A dream could be considered a type of simulation capable of fooling someone who is asleep. As a result, Bertrand Russell has argued that the "dream hypothesis" is not a logical impossibility, but that common sense as well as considerations of simplicity and inference to the best explanation rule against it.[47] One of the first philosophers to question the distinction between reality and dreams was Zhuangzi, a Chinese philosopher of the 4th century BC. He phrased the problem as the well-known "Butterfly Dream," which went as follows:

Once Zhuangzi dreamt he was a butterfly, a butterfly flitting and fluttering around, happy with himself and doing as he pleased. He didn't know he was Zhuangzi. Suddenly he woke up and there he was, solid and unmistakable Zhuangzi. But he didn't know if he was Zhuangzi who had dreamt he was a butterfly or a butterfly dreaming he was Zhuangzi. Between Zhuangzi and a butterfly there must be some distinction! This is called the Transformation of Things. (2, tr. Burton Watson :49)
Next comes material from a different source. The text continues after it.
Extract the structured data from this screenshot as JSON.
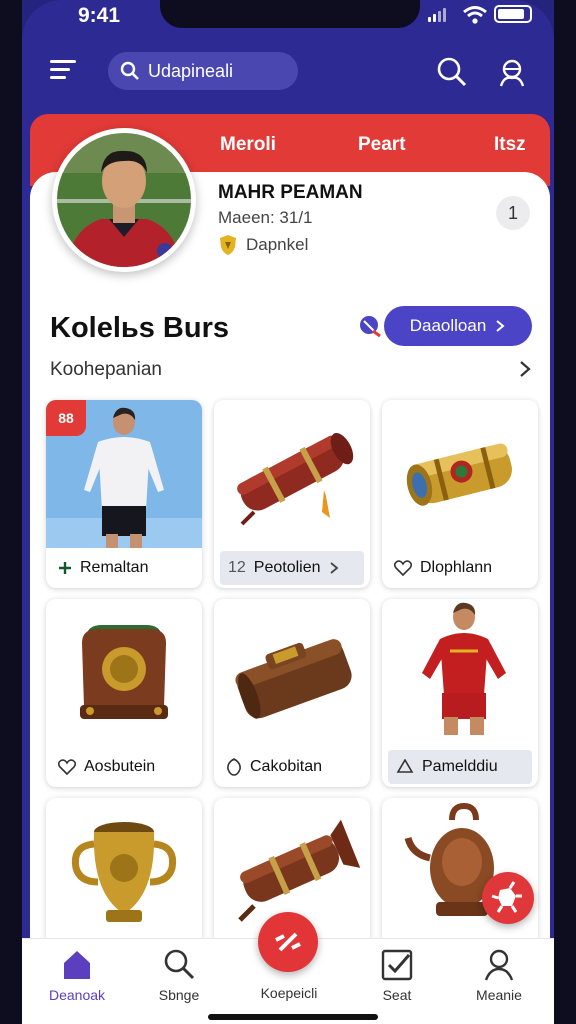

The philosophical underpinnings of this argument are also brought up by Descartes, who was one of the first Western philosophers to do so. In Meditations on First Philosophy, he states "... there are no certain indications by which we may clearly distinguish wakefulness from sleep",[48] and goes on to conclude that "It is possible that I am dreaming right now and that all of my perceptions are false".[48]

Chalmers () discusses the dream hypothesis and notes that this comes in two distinct forms:

  • that he is currently dreaming, in which case many of his beliefs about the world are incorrect;
  • that he has always been dreaming, in which case the objects he perceives actually exist, albeit in his imagination.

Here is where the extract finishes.